A second reason that the film is different enough from most others in the genre is that the complication that separates the two lovers is not merely the culture clash but the medical crisis that I was a little sensitive about. There are some dramatic turns that occur during the middle of the film that I was unprepared for. The girl is played by Zoe Kazan, who I loved so much in the film “What If ?’ back in 2014. Emily is a bright girl with a great sense of humor, but she is wounded by Kamail and that is the consequence of the cultural issue I already mentioned. Kamail however steps back into the relationship in a one sided manner. I don’t like giving the story away, let’s just say that a coma is not automatically a plot device that you would think up for this kind of film (“While You Were Sleeping” excepted).  When Emily’s parents enter the story there are several more directions the film takes. There is something compelling about watching awkward comedy situations. I know several people who hate films based on awkwardness but it feels very honest at times and when a performer is at the center of an awkward moment it seems even more tangible. Holly Hunter and Ray Romano are very good as the parents of the girl Kamail has broken up. Handling the circumstances forces Kamail to be less than forthright at times and the parents are very direct. [If you are looking for sleeper picks for your supporting actor nomination pools at the end of the year, keep these two in mind, they are great.] I probably did not respond as strongly to some of what happens here because of the context I mentioned in the opening. Hospitals to me are inherently unfunny, and with personal experiences floating in your head, it’s possible to miss the comedy that comes from some tragedies. [You know the formula “Tragedy + Time =Comedy”, I think I needed a little more time.]

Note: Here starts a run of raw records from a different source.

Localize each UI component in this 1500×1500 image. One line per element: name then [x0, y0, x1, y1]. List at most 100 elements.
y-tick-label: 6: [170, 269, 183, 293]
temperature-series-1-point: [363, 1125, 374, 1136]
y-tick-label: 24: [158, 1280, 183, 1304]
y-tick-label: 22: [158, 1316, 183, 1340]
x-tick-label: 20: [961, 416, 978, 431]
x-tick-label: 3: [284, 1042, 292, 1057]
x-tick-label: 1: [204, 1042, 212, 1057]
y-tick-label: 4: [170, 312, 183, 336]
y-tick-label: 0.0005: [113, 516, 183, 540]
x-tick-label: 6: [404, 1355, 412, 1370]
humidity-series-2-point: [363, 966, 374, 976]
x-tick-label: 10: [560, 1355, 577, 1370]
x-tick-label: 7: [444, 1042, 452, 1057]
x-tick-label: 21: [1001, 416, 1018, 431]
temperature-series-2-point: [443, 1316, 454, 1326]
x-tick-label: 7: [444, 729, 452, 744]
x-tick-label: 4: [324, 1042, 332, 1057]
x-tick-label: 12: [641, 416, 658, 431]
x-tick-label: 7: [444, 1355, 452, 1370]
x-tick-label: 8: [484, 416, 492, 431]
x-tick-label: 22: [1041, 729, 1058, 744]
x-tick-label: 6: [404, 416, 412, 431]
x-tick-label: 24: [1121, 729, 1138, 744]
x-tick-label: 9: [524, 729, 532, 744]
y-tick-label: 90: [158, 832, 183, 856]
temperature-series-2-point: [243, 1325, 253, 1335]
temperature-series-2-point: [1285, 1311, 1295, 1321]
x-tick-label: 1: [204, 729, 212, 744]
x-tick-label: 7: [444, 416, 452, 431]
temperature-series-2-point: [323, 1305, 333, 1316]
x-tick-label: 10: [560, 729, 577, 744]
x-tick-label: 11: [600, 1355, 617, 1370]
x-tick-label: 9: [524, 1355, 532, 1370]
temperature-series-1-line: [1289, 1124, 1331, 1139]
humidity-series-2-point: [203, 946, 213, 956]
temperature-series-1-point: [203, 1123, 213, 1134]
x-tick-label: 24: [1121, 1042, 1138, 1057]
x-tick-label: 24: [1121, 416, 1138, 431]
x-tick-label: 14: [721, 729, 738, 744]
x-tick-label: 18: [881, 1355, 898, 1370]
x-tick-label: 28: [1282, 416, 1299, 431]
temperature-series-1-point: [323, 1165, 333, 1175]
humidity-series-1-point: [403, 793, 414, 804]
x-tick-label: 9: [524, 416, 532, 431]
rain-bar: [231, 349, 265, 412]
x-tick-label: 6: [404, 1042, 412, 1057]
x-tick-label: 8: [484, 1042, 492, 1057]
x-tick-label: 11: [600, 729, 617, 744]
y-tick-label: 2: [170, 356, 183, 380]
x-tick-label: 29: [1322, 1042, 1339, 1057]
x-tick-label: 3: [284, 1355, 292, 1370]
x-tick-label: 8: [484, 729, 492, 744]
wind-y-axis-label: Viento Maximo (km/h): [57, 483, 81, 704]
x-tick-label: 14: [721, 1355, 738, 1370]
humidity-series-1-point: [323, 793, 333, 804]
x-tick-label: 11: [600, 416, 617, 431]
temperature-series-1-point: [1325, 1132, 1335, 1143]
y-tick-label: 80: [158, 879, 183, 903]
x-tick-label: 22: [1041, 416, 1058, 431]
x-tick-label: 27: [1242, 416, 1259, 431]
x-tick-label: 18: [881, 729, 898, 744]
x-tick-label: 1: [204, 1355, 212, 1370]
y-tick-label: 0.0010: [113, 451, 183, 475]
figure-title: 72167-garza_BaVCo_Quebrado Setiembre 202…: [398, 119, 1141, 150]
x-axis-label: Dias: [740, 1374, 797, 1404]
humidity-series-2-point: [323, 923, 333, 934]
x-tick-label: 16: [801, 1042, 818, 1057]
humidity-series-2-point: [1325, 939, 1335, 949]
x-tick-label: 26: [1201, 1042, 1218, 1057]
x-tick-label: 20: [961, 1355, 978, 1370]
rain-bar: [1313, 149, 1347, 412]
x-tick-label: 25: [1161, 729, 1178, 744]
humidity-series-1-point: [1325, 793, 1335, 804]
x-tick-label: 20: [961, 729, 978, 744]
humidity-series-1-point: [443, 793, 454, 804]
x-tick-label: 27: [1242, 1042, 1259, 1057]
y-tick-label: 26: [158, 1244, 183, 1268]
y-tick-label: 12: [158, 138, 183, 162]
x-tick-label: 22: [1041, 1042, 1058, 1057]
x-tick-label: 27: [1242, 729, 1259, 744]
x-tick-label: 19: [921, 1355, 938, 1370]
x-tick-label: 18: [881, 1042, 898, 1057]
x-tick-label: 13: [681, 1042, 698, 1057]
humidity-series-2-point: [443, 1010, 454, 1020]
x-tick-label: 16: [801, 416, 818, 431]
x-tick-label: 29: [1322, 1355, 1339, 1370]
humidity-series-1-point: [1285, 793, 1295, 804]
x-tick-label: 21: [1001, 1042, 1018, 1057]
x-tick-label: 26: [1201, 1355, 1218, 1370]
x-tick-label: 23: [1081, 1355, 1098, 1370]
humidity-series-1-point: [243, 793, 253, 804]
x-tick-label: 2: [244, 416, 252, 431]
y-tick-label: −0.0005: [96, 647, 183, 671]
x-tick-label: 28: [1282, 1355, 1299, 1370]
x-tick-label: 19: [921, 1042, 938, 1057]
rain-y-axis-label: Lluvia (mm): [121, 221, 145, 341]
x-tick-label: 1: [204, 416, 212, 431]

Last on my list of reasons this film is able to overcome the burdens shared by most romantic comedies is that the line to the resolution is not a straight one. A conventional film would have used a moment from near the end of the medical situation to wrap things up. This film is different. The main character is defiant of the consequences his family wants to impose on him. He fails at the chance he has to make it to the comedy festival that could change the trajectory of his career, and his romance seems to have fizzled out. It’s the little bit of extra effort in the third act that makes the movie work. It still comes out the way we want it to, but the road is not as smooth and easy as it could have been if done in a more conventional manner.

You are probably aware that this movie has received glowing reviews and high ratings on meta-critic sites. It deserves that recognition but don’t be mislead into believing that this film is transformative or experimental. “The Big Sick” is certainly inventive, and there are distinct twists in the story that make it memorable but at the end of the day, it is an entertainment. I know that it is based on a real experience, but my guess is that the real life incidents were closer to the things we want to avoid than the things this film wants us to embrace. Think of films like “The Full Monty”, “Little Miss Sunshine” and “Juno”, and you will have a pretty good idea of where this is going. It is genre bending and innovative, but beware the hyperbole.